Neben der Vertuschung und dem Manipulieren von Beweisen ist die Grenzschutzagentur auch aktiv an Menschenrechtsverletzungen beteiligt. So trägt Frontex etwa durch die Luftüberwachung dazu bei, Flüchtlingsboote im Mittelmeer zu erkennen und übermittelt Echtzeitdaten an die sogenannte »libysche Küstenwache«. In der Folge werden die flüchtenden Menschen in die Folter- und Vergewaltigungslager Libyens zurückgeschickt. Leggeris Rücktritt muss zum Anlass genommen werden, all das nun offen auf den Tisch zu bringen!
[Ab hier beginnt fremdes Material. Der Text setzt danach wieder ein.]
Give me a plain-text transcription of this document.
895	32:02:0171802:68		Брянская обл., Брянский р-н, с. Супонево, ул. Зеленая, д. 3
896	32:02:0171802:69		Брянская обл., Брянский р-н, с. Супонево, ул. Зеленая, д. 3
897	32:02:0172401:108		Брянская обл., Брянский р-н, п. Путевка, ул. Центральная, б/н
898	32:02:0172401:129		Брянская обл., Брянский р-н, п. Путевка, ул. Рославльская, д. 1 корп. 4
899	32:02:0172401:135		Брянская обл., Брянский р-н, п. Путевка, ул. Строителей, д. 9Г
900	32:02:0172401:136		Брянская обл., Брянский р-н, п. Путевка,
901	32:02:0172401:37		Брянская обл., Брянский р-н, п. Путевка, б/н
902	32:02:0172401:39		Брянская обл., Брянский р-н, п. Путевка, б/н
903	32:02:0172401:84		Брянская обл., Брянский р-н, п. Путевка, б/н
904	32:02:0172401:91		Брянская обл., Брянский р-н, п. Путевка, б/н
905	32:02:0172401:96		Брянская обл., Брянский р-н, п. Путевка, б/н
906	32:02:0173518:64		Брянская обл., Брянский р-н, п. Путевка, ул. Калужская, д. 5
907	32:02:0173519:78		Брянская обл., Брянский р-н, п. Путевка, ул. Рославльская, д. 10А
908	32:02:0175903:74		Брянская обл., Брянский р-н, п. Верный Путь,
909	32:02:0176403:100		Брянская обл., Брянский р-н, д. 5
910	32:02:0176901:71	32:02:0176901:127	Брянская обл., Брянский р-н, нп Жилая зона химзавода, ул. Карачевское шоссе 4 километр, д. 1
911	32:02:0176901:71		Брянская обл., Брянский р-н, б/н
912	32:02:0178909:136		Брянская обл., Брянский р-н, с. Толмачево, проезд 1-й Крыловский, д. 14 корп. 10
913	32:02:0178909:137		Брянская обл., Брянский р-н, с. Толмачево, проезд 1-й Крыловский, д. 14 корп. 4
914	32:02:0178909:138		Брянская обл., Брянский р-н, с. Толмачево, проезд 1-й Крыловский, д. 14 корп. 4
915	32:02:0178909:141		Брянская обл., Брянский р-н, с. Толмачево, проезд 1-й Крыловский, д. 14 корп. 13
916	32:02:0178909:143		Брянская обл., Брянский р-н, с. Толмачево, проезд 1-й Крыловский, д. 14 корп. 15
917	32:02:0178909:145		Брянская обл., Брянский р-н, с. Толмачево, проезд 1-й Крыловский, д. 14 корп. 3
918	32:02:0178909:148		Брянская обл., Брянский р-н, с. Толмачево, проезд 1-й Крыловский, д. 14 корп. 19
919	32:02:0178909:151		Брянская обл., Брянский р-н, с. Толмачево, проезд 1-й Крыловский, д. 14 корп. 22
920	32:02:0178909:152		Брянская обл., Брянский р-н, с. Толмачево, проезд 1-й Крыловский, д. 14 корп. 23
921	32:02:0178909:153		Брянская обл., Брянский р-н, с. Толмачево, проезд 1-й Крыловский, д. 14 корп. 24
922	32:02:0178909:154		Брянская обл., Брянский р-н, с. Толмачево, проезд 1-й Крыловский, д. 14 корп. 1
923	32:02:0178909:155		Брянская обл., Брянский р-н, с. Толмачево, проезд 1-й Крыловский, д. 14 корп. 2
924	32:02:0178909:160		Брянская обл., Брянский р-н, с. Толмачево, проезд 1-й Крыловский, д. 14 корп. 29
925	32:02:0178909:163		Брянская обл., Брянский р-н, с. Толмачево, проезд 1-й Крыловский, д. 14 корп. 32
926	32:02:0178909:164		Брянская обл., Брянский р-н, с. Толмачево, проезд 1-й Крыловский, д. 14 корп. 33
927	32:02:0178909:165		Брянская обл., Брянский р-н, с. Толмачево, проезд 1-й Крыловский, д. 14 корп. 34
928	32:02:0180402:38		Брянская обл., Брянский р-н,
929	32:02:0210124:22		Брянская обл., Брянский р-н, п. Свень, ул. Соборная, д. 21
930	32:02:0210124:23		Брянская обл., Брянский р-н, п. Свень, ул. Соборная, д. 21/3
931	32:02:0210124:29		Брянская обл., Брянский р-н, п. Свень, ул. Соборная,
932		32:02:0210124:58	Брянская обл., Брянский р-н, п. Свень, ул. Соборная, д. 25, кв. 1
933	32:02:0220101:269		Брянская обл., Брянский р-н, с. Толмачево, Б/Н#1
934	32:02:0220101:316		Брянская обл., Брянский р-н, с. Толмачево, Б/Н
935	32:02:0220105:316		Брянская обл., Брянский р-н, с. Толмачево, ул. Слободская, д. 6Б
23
Aktuelle Studie als Chance für Neuanfang

Die am 4. Mai von der Stiftung PRO ASYL und anderen veröffentlichte Studie » Feasibility Study on the setting up of a robust and independent human rights monitoring mechanism at the external borders of the European Union« ist genau vor dem Hintergrund der beschriebenen Entwicklungen an den EU-Außengrenzen entstanden. Sie macht deutlich, dass die erhebliche Ausweitung der Befugnisse und Mittel für Frontex auf Kosten der Achtung der Grundrechte von Flüchtlingen geht, die die Außengrenzen der EU zu überschreiten versuchen.

Die ausführliche Studie

INTERVIEW Zur Studie »Wir brauchen einen gemeinsamen europäischen Rechtsschutz an den Grenzen«

Die Studie untersucht Kriterien und Grundsätze, die zu einer wirksamen Menschenrechtsüberwachung an den Grenzen beitragen sollte. Zum Beispiel die Unabhängigkeit der Überwachungsstellen, ihr angemessenes Mandat, ihre Finanzierung und ihre Befugnisse sowie eine transparente Kommunikation. Das Ergebnis kann somit als Basis für konkrete Handlungsempfehlungen dienen.